NIH director walks back comments suggesting vaccinated parents wear masks at HOME to protect their unvaccinated children from Covid
- On Tuesday, NIH director Dr Francis Collins appeared to suggest parents wear masks at home to protect unvaccinated children from COVID-19
- He later tweeted that he ‘garbled’ his message and that vaccinated patents only need to wear mask in indoor public settings in areas with high Covid spread
- The CDC only recommends wearing a mask at home if a person is ill with the virus or if someone is in the same room as the sick person providing care
- COVID-19 vaccines are only authorized for children above age 12 but Pfizer and Moderna are hoping to receive approval for younger kids before the end of 2021
The director of the National Institutes of Health (NIH) has walked back comments suggesting all parents wear masks at home to protect children from COVID-19.
In an appearance on CNN’s New Day on Tuesday, Dr Francis Collins addressed a viewer’s question asking if the Indian ‘Delta’ variant has increased the risk of infection for youngsters and if children should not go out in public.
He said the best way to protect kids under age 12, for whom vaccines are not available yet, is to don face coverings both at home and at indoor public events.
However, Collins later backtracked these remarks on Twitter, saying he had ‘garbled’ his intended message.
On Tuesday, in an appearance on CNN”s New Day, NIH director Dr Francis Collins (above, far right) appeared to suggest parents wear masks at home to protect unvaccinated children from COVID-19
He later tweeted that he ‘garbled’ his message and that vaccinated parents only need to wear masks in indoor public settings in areas with high Covid spread
The CDC only recommends wearing a mask at home if a person is ill with the virus or if someone is in the same room as the sick person providing care. Pictured: A child and an adult wear masks as they sit on a bench in Central Park in New York City, April 2021
Collins told hosts John Berman and Brianna Keilar that it is ‘clear’ the Delta variant can cause serious illness in children, even as young as a few months old.
He added that this is one of the reasons why the Centers for Disease Control and Prevention (CDC) updated its mask guidance and recommended that children wear masks in schools.
But he went a step further and said parents need to take steps to protect their unvaccinated children.
‘That’s the reason why the recommendations are for kids under 12 that they avoid being in places where they might be infected which means recommendations of mask waring in schools and at home,’ Collins told New Day.
‘Parents of unvaccinated kids should be thoughtful about this and the recommendation is to wear masks there as well.
‘I know that’s uncomfortable, I know it seems weird, but it is the best way to protect your kids.’
Collins later tweeted that he had mixed up the warning he was trying to convey.

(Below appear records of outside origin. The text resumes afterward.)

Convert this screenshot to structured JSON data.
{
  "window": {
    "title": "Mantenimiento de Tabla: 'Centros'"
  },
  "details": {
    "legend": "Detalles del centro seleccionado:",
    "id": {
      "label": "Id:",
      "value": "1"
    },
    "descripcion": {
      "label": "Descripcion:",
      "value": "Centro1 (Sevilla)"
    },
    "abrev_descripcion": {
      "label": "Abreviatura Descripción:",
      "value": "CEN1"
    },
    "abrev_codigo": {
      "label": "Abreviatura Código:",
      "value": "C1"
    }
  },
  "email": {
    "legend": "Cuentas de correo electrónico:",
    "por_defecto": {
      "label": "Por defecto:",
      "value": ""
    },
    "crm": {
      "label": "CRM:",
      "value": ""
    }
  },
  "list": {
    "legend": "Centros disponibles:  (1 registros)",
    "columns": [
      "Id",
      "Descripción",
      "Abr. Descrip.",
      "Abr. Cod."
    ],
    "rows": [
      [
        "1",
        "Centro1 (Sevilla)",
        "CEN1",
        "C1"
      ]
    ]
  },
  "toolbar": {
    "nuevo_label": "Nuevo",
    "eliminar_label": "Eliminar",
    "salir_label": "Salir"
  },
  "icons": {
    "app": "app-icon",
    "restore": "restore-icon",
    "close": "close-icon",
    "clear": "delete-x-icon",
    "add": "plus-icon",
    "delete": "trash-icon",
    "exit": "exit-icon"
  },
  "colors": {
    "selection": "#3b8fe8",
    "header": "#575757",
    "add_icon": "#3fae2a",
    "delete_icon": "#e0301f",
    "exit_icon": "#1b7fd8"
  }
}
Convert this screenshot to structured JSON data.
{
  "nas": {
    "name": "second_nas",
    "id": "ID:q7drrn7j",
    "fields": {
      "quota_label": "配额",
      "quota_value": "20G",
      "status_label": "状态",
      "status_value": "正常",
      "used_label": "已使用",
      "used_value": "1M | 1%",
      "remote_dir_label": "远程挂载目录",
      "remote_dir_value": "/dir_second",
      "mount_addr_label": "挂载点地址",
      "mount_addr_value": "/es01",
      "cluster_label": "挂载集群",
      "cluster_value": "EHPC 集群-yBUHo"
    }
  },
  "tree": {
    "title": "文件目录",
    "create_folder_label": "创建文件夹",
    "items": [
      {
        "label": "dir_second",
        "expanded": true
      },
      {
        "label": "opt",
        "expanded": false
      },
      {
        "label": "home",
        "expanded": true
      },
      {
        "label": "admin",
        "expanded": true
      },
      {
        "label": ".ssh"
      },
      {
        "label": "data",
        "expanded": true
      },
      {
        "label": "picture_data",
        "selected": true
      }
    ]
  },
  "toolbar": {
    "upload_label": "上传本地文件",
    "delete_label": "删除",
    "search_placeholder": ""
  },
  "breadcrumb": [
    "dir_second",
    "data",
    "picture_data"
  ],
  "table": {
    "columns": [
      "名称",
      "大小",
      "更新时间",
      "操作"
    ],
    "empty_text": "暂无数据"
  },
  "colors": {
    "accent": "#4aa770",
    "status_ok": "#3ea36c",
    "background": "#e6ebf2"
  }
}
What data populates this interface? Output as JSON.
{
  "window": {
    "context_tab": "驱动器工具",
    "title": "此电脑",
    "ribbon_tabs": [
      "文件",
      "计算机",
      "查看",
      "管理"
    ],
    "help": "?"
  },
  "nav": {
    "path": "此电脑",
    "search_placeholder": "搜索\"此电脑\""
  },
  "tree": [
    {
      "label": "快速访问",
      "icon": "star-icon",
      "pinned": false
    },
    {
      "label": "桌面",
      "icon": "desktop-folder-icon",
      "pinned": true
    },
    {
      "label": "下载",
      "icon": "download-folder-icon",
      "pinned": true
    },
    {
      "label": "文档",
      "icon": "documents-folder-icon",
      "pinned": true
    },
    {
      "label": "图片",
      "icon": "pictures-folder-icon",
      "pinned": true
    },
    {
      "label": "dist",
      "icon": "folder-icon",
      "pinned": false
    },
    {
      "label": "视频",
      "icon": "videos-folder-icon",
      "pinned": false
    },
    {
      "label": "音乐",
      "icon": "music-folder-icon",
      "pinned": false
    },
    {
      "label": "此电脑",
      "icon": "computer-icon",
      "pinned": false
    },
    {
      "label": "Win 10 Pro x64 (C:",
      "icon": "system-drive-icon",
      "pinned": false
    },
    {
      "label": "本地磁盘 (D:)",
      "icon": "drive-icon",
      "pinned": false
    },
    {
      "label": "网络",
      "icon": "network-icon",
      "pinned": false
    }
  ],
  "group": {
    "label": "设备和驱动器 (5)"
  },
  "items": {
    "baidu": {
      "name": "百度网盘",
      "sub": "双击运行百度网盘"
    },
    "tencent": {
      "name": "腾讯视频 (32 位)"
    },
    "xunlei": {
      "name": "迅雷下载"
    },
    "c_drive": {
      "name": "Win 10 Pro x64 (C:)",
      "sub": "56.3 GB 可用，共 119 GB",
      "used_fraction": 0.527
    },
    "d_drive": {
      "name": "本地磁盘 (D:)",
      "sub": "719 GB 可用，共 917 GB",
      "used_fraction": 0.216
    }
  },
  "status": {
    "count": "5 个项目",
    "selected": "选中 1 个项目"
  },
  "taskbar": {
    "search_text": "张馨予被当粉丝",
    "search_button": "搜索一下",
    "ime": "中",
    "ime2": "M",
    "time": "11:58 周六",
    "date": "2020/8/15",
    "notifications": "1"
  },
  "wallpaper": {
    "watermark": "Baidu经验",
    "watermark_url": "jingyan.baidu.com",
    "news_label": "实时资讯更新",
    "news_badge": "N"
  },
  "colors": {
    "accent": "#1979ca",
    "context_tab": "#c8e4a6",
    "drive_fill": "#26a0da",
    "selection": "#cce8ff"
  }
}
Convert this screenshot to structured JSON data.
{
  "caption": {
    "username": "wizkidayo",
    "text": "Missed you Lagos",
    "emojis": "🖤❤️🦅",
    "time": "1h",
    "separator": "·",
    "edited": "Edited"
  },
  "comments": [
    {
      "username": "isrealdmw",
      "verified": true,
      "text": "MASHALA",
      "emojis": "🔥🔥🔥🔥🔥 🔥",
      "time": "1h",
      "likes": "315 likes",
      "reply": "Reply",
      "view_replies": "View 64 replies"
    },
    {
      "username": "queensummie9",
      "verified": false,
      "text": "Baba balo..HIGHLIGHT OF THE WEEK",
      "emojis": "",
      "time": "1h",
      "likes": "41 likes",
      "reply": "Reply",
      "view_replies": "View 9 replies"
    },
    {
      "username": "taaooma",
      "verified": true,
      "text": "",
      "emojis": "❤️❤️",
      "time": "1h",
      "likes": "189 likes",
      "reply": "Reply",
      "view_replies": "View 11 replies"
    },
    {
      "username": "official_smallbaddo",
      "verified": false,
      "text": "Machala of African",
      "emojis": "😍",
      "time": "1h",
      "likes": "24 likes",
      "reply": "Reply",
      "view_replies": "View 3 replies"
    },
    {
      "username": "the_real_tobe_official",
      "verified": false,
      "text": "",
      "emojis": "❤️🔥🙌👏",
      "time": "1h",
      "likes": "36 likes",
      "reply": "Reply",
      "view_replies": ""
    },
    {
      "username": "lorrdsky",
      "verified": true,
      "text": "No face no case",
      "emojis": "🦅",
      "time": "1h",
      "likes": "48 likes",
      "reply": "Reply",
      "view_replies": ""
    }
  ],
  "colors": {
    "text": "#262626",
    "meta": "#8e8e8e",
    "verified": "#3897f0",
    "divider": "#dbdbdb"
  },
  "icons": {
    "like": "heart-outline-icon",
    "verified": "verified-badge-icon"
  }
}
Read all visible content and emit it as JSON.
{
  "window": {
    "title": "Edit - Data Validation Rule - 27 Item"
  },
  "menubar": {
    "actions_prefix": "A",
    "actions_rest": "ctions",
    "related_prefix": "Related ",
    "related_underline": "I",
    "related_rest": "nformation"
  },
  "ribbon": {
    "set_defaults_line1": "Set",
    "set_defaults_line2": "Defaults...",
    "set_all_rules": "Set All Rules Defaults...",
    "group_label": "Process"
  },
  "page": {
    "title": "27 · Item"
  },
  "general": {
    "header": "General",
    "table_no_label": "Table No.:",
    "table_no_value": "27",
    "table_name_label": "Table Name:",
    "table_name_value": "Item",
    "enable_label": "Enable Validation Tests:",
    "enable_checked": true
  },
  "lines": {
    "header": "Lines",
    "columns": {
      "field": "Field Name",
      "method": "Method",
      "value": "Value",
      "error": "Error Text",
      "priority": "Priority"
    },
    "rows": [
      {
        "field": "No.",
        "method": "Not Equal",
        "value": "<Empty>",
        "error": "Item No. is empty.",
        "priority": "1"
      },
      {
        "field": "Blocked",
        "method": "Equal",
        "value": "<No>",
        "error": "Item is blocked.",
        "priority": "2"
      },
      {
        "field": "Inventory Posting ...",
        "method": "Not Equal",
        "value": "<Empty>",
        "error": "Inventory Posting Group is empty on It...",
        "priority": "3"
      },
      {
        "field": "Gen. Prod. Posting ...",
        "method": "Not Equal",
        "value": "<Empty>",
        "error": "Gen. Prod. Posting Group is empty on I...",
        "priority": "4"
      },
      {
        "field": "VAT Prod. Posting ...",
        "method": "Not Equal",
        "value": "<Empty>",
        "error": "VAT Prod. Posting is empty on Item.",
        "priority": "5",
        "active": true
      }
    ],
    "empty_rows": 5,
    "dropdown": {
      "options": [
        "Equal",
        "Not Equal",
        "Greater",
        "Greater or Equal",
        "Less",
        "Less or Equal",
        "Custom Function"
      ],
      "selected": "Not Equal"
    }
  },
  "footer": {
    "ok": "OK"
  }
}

‘Let me clarify the masking message that I garbled on @NewDay this morning,’ he wrote on Tuesday afternoon.
‘Vaccinated parents who live in communities with high COVID transmission rates should mask when out in public indoor settings to minimize risks to their unvaccinated kids. No need to mask at home.’
When the CDC updated its mask guidance last week, the agency recommended all Americans above age two to wear masks in public indoor settings if they live in an area with ‘substantial’ or ‘high’ transmission of the virus.
The agency only recommends wearing a mask at home if a person is sick with COVID-19 or if someone is caregiving for the sick person in the same room.
COVID-19 vaccines are currently authorized in the U.S. for children ages 12 and older but the vaccine made by Pfizer-BioNTech is the only option.
Pfizer and Moderna are both running clinical trials on kids as young as six months old with hopes of receiving emergency use authorizations before the end of the year.
But polls find that parents of children seem to be evenly split on whether or not their kids will be receiving a COVID-19 vaccine.
One recent survey, conducted by CS Mott Children’s Hospital National Poll on Children’s Health at Michigan Medicine last month, found that 39 percent of parents said their children already gotten a coronavirus shot.
However, 40 percent of parents also said it was ‘unlikely’ that their children would be getting vaccinated.’